Michelle Rodriguez saddles up.

Universal

Meanwhile, Ludacris and Tyrese Gibson are by now well established as the comedy relief, so every now and again the film just stops to watch them goof off. Nothing they say qualifies as an actual joke exactly, and their schtick is a major contributor to this thing being two and a half damn hours long.

Their only gag that feels like it might have come from something resembling a script is a conversation about how the gang must be actually indestructible to survive so much insane stuff. It's kind of a funny bit, although it emphasizes how the increasingly hair-raising violence has zero consequences.

It's a cliche at this point to boggle at how far these ridiculous action sequences have drifted from the relatively grounded first film -- which was inspired by a true story! But F9 highlights that distance by introducing a prequel element showing the origin story of the Toretto family.
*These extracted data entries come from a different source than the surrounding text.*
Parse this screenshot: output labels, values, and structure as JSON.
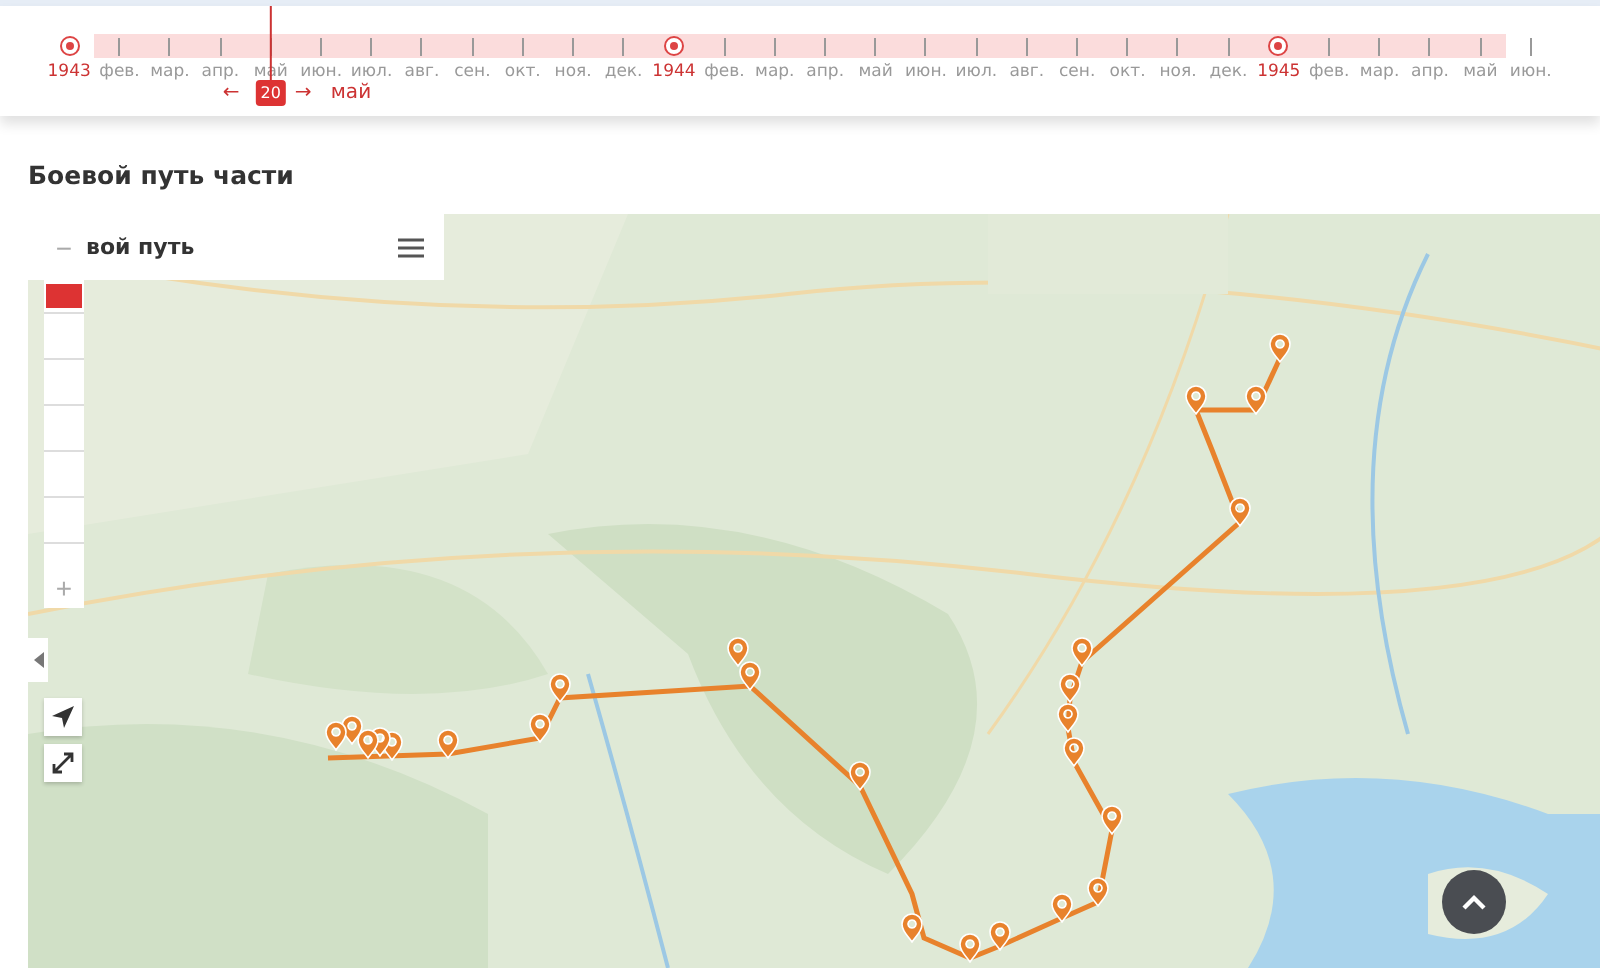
{
  "timeline": {
    "ticks": [
      {
        "label": "1943",
        "kind": "year",
        "highlighted": false,
        "selected": false
      },
      {
        "label": "фев.",
        "kind": "month",
        "highlighted": true,
        "selected": false
      },
      {
        "label": "мар.",
        "kind": "month",
        "highlighted": true,
        "selected": false
      },
      {
        "label": "апр.",
        "kind": "month",
        "highlighted": true,
        "selected": false
      },
      {
        "label": "май",
        "kind": "month",
        "highlighted": true,
        "selected": true
      },
      {
        "label": "июн.",
        "kind": "month",
        "highlighted": true,
        "selected": false
      },
      {
        "label": "июл.",
        "kind": "month",
        "highlighted": true,
        "selected": false
      },
      {
        "label": "авг.",
        "kind": "month",
        "highlighted": true,
        "selected": false
      },
      {
        "label": "сен.",
        "kind": "month",
        "highlighted": true,
        "selected": false
      },
      {
        "label": "окт.",
        "kind": "month",
        "highlighted": true,
        "selected": false
      },
      {
        "label": "ноя.",
        "kind": "month",
        "highlighted": true,
        "selected": false
      },
      {
        "label": "дек.",
        "kind": "month",
        "highlighted": true,
        "selected": false
      },
      {
        "label": "1944",
        "kind": "year",
        "highlighted": true,
        "selected": false
      },
      {
        "label": "фев.",
        "kind": "month",
        "highlighted": true,
        "selected": false
      },
      {
        "label": "мар.",
        "kind": "month",
        "highlighted": true,
        "selected": false
      },
      {
        "label": "апр.",
        "kind": "month",
        "highlighted": true,
        "selected": false
      },
      {
        "label": "май",
        "kind": "month",
        "highlighted": true,
        "selected": false
      },
      {
        "label": "июн.",
        "kind": "month",
        "highlighted": true,
        "selected": false
      },
      {
        "label": "июл.",
        "kind": "month",
        "highlighted": true,
        "selected": false
      },
      {
        "label": "авг.",
        "kind": "month",
        "highlighted": true,
        "selected": false
      },
      {
        "label": "сен.",
        "kind": "month",
        "highlighted": true,
        "selected": false
      },
      {
        "label": "окт.",
        "kind": "month",
        "highlighted": true,
        "selected": false
      },
      {
        "label": "ноя.",
        "kind": "month",
        "highlighted": true,
        "selected": false
      },
      {
        "label": "дек.",
        "kind": "month",
        "highlighted": true,
        "selected": false
      },
      {
        "label": "1945",
        "kind": "year",
        "highlighted": true,
        "selected": false
      },
      {
        "label": "фев.",
        "kind": "month",
        "highlighted": true,
        "selected": false
      },
      {
        "label": "мар.",
        "kind": "month",
        "highlighted": true,
        "selected": false
      },
      {
        "label": "апр.",
        "kind": "month",
        "highlighted": true,
        "selected": false
      },
      {
        "label": "май",
        "kind": "month",
        "highlighted": true,
        "selected": false
      },
      {
        "label": "июн.",
        "kind": "month",
        "highlighted": false,
        "selected": false
      }
    ],
    "cursor": {
      "day": "20",
      "prev": "←",
      "next": "→",
      "month": "май"
    }
  },
  "section": {
    "title": "Боевой путь части"
  },
  "map": {
    "panel": {
      "title": "вой путь"
    },
    "zoom": {
      "minus": "−",
      "plus": "+",
      "level": 0.95
    }
  }
}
Yup, this is the Godfather II of the Fast and Furious movies.

While the flashbacks make the villain a compellingly intimate nemesis, John Cena is one of the weaker links here. Unlike Dwayne "The Rock" Johnson, whose appearance turbo-boosted the series onto a different track a few films back, Cena makes an underwhelming antagonist. Still, it's cool to see a steroid-jacked flick like this depict such stereotypically masculine physicality undermined by such emotional fragility.

Yeah, you heard me. I just said "Godfather II" and "emotional fragility" in a review of a Fast and Furious movie. Didn't see that coming, did you?

Look, Fast and Furious 9 may be a legit terrible film, with its sprawling cast, predictable soap opera twists and endless computer-enhanced nonsense violence. But damn, it's a good time at the movies. Fast! Furious! Family! Vroooommm!